D. – Sulla rivista, distribuita su richiesta dei Lettori, in cambio di un piccolo contributo per le spese, trovano spazio articoli a carattere scientifico, notizie provenienti dal mondo, negative e positive sempre in riferimento al valore della vita, testimonianze di madri che hanno messo al primo posto il loro figlio rinunciando a sé …
R. – Testimonianze che il mondo deve conoscere. Tra l’altro, noi cerchiamo anche di parlare per le madri, perché in tutto questo contesto si pensa sempre a questo diritto della donna come se la donna che abortisce facesse il più grande atto di libertà. Poi invece viene assolutamente lasciata sola con dei traumi post – aborto. Perché anche quando questo è deciso con tutta la massima serenità, poi però la natura si ribella, e i medici, gli psicologi e gli psichiatri sanno benissimo cosa sia il trauma post – aborto sia per le madri che per i padri. Noi vogliamo anche dare spazio e voce alle testimonianze di chi vuole fare luce su questa realtà.

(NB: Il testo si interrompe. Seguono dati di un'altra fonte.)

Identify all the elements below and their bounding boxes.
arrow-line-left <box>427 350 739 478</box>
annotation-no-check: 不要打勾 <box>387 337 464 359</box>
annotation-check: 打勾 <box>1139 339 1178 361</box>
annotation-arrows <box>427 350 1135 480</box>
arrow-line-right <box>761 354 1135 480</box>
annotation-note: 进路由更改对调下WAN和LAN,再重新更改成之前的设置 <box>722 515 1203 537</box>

D. – La rivista si concentra soprattutto sulla vita nascente, quindi sull’aborto… Ma sappiamo che in tutte le sue fasi la vita è vita e quindi ha un valore immenso. La rivista avrà attenzione anche su altri aspetti?
R. – Noi vogliamo concentrarci per adesso principalmente sulla vita nascente, non solo sull’aborto, anche sulla questione degli embrioni congelati e sul fine vita, e poi sulla famiglia, su quello che serve per la vita, perché chiaramente l’aborto sarebbe un problema molto meno importante nella nostra società se la famiglia e le donne fossero sufficientemente sostenute dalle politiche sociali ed economiche dei governi; la maggior parte degli aborti avvengono per problemi economici.
D. – Chiaramente la rivista fa riferimento a un credo religioso. Può però rivolgersi in termini di confronto, di dialogo anche verso coloro che non hanno la fede?
R. – Sì. Prima di tutto il problema della vita e della morte è un problema razionale e non è un problema di fede, poi siamo assolutamente alla ricerca del dialogo anche con le persone pro life – e ce ne sono tantissime –ma che non sono cattoliche praticanti. Non solo; nei prossimi numeri dovrebbe arrivare l’intervista di un esponente della cultura e della religione tibetana, che ci parlerà di come l’aborto venga considerato un crimine anche per i buddisti. Stiamo prendendo dei contatti con dei Sikh e degli Indu… Insomma, vorremmo far capire che non è un argomento che interessa solo i cattolici. Perché sembra che essere pro life significhi essere cattolici, integralisti e quant’altro. No, vuol dire essere comunque per l’uomo, a prescindere.